People Power Party lawmakers said they would hold MBK Partners, the largest shareholder of Lotte Card, accountable. Kang Min-guk said, "After the Homeplus incident, there was another accident. There's even a saying 'Again-BK,'" adding, "We plan to adopt MBK Chairperson Kim Byung-ju as a witness for the upcoming National Assembly audit." MBK Partners is also the largest shareholder of Homeplus.
Kim Sang-hoon said, "Among the eight card companies in Korea, Lotte Card cut its information security budget the most. Did MBK decide there was no need to invest because it had set a policy to sell Lotte Card?"
People Power Party lawmakers also said they would summon Chairperson Kim Byung-ju to the October National Assembly audit to hold him responsible for the Lotte Card hacking incident. Kim Sang-hoon said, "When we conduct the audit, we must issue a warrant to accompany him, if necessary, to ensure Chairperson Kim Byung-ju appears on the day."
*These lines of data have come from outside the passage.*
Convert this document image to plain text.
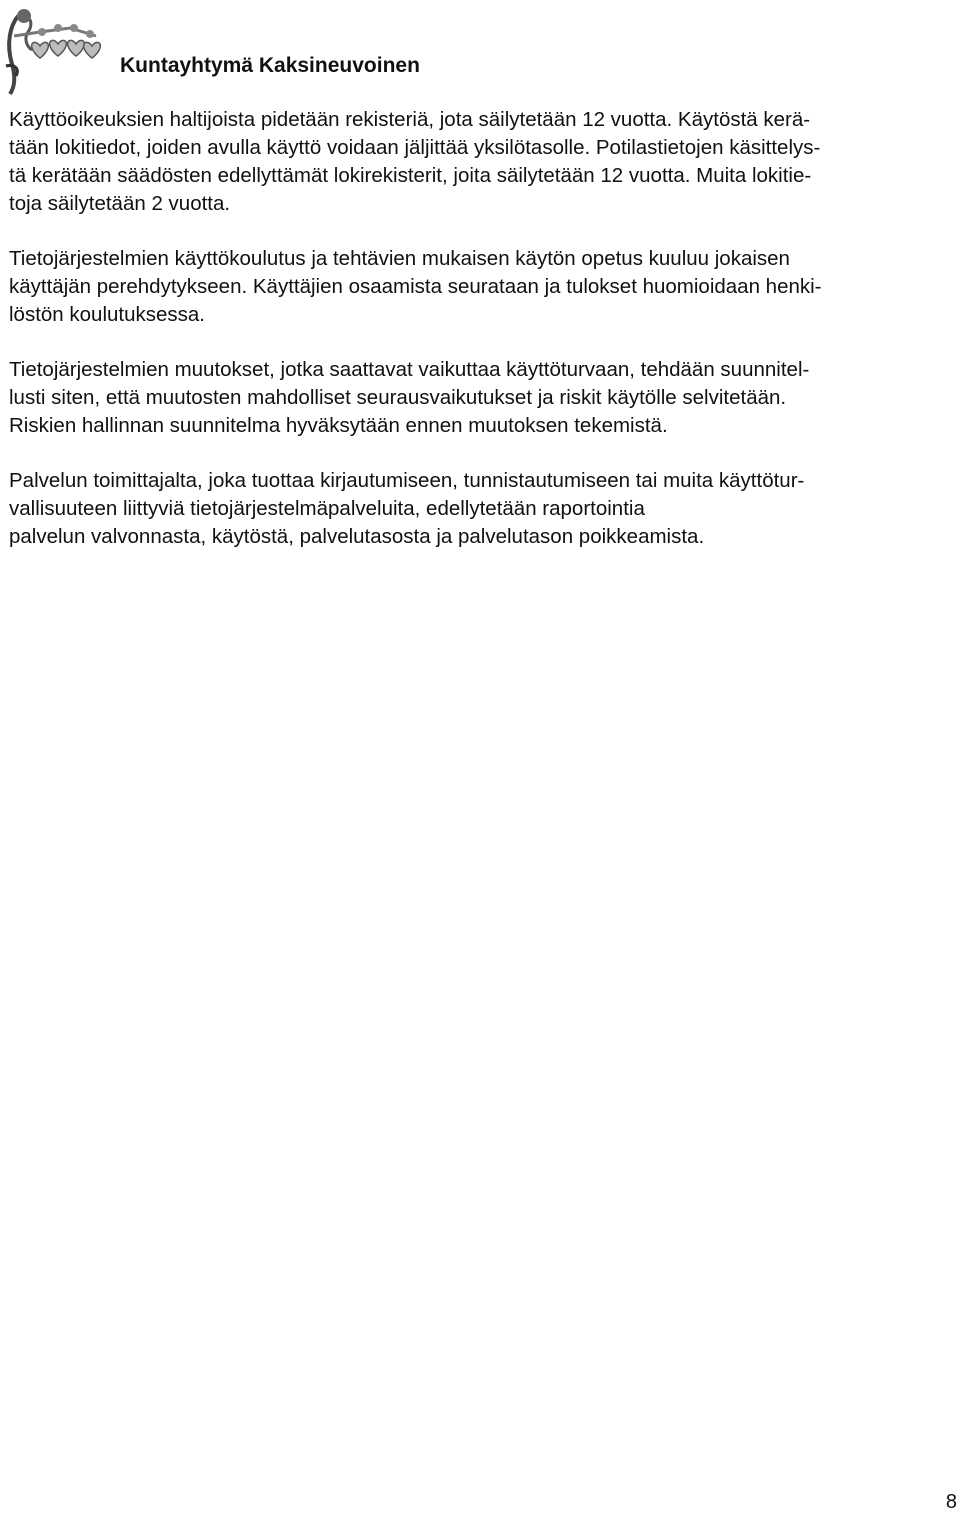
Kuntayhtymä Kaksineuvoinen

Käyttöoikeuksien haltijoista pidetään rekisteriä, jota säilytetään 12 vuotta. Käytöstä kerä-
tään lokitiedot, joiden avulla käyttö voidaan jäljittää yksilötasolle. Potilastietojen käsittelys-
tä kerätään säädösten edellyttämät lokirekisterit, joita säilytetään 12 vuotta. Muita lokitie-
toja säilytetään 2 vuotta.

Tietojärjestelmien käyttökoulutus ja tehtävien mukaisen käytön opetus kuuluu jokaisen
käyttäjän perehdytykseen. Käyttäjien osaamista seurataan ja tulokset huomioidaan henki-
löstön koulutuksessa.

Tietojärjestelmien muutokset, jotka saattavat vaikuttaa käyttöturvaan, tehdään suunnitel-
lusti siten, että muutosten mahdolliset seurausvaikutukset ja riskit käytölle selvitetään.
Riskien hallinnan suunnitelma hyväksytään ennen muutoksen tekemistä.

Palvelun toimittajalta, joka tuottaa kirjautumiseen, tunnistautumiseen tai muita käyttötur-
vallisuuteen liittyviä tietojärjestelmäpalveluita, edellytetään raportointia
palvelun valvonnasta, käytöstä, palvelutasosta ja palvelutason poikkeamista.

8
There were also questions seeking to hold the government responsible. The Financial Security Institute came under fire after it belatedly emerged that it had given Lotte Card the highest grade in its security certification two days before the personal information leak. Yu Young-ha said, "Two days after the Financial Security Institute certified it at the highest grade, a hacker got in. Wouldn't the card company have believed its security was solid?" adding, "A public apology should come first." Yoon Han-hong, chairperson of the National Policy Committee, also said, "We need to examine whether the government truly bears no responsibility for such hacking incidents and whether there are parts of the government's measures that need correction."
Lotte Card and MBK Partners pledged to do their utmost to manage the fallout. Cho Joa-jin, chief executive of Lotte Card, said, "As early as this week, or by the middle of next week at the latest, we will wrap up the preparation stage to reduce the possibility of fraudulent transactions."
He said, "Of the 2.97 million people whose personal credit information was leaked, 2.14 million had encrypted information leaked, making fraudulent transactions impossible, and in the case of 540,000 people, only the alternative number for the resident registration number was leaked, so there is likewise no possibility of fraudulent transactions," adding, "For the remaining 280,000 people, sensitive information such as card number, PIN, expiration date, and CVC was leaked."
He explained, "You cannot make a physical (offline) card, and online you have to go through one more identity verification, so the possibility of fraudulent transactions such as payments or withdrawals at ATMs is low," adding, "Of the 280,000 customers whose sensitive information was leaked, 184,000, or 66%, have reissued their cards or changed their PINs, so the risk has been blocked."
He added, "There is a possibility of fraudulent transactions through key-in payments (a method of entering card information directly into the terminal), which are used in part overseas," and "For this reason, we are encouraging card reissuance via text messages and other means. We plan to fully compensate for secondary damage caused by the hacking."
Yoon Jong-ha, vice chairperson of MBK Partners, said, "We thought we had invested sufficiently in information security, but since the incident occurred, we believe it was insufficient," adding, "We will strengthen security and discuss protective measures for victims with management."